NDAs can cover material mundane, dull or arbitrary. A password could be a secret, and it's all those things. The number of users sampled could easily be a trade secret.
It's not like the NDA says "keep our secrets unless you think they're too boring to keep". It says "anything marked in the following way is a secret you cannot reveal." If Musk thought that was public knowledge, he could fight them in court. Of course, that would torpedo his "this is new information to me, I need to get out of the TWTR acquisition" claims.
I meant it was mundane in the way that any stat new grad could have come up with this methodology.
If you give anyone 5 seconds to come up with a methodology to check for bot, they would probably come up with "yeah, let's sample 100 of our followers and check manually".
It is the most obvious simplest method that it surprises me twitter can even call this trade secret under NDA.
Here's an example of something more obvious. We have a new finance grad. He comes up with the methodology of "let's take all the corporate profit for the quarter, divide it by the outstanding shares, and distribute it". It's a bit simple, but it's fine. However, if you know that comes out to $7.22/share and announce that ahead of the announcement, you would breach your NDA. It's just a stupid number, but it means something.
Similarly, the fact that Twitter used 100, instead of 1000 or 2700 gives you error bars. It means something.

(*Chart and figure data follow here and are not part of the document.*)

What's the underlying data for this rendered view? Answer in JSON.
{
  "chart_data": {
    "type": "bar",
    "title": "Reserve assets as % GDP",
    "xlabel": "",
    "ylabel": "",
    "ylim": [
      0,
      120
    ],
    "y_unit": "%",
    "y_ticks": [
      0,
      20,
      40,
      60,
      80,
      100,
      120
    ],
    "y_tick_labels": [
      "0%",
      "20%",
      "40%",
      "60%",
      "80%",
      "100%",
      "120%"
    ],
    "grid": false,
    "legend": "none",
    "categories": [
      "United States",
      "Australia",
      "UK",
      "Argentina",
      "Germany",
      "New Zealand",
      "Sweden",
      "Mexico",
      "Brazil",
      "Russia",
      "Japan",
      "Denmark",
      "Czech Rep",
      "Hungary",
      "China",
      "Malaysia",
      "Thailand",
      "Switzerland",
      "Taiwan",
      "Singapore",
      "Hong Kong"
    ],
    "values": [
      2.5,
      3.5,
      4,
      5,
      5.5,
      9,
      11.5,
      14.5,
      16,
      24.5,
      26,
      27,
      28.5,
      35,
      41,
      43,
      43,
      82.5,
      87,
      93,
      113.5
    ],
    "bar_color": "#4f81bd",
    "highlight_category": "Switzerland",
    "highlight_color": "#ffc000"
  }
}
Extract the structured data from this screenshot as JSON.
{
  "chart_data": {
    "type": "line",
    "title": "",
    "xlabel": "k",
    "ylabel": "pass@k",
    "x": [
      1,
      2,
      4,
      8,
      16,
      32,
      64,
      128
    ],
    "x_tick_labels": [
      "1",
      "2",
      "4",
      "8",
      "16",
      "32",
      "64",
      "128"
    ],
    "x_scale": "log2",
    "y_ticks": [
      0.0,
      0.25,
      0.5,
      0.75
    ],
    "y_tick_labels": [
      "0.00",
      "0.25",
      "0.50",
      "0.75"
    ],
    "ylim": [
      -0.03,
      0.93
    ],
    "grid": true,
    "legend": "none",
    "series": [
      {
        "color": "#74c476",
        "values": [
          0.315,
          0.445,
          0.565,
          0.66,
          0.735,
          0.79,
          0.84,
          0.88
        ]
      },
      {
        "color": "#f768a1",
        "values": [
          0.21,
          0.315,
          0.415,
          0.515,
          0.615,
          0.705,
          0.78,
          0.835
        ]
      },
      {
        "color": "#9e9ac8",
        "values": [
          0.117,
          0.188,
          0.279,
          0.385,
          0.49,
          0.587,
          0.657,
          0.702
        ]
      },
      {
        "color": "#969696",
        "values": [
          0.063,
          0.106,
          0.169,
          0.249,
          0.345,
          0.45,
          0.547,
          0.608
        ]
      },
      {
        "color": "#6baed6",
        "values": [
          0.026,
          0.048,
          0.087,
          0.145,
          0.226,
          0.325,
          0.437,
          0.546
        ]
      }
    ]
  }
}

Semi-unrelated: a new stat grad would almost certainly not choose 100. They would feel compelled to run some math and come up with a different sample size that matched the results of some equations for power analysis, etc.
It's not like the NDA says "keep our secrets unless you think they're too boring to keep". It says "anything marked in the following way is a secret you cannot reveal." If Musk thought that was public knowledge, he could fight them in court. Of course, that would torpedo his "this is new information to me, I need to get out of the TWTR acquisition" claims.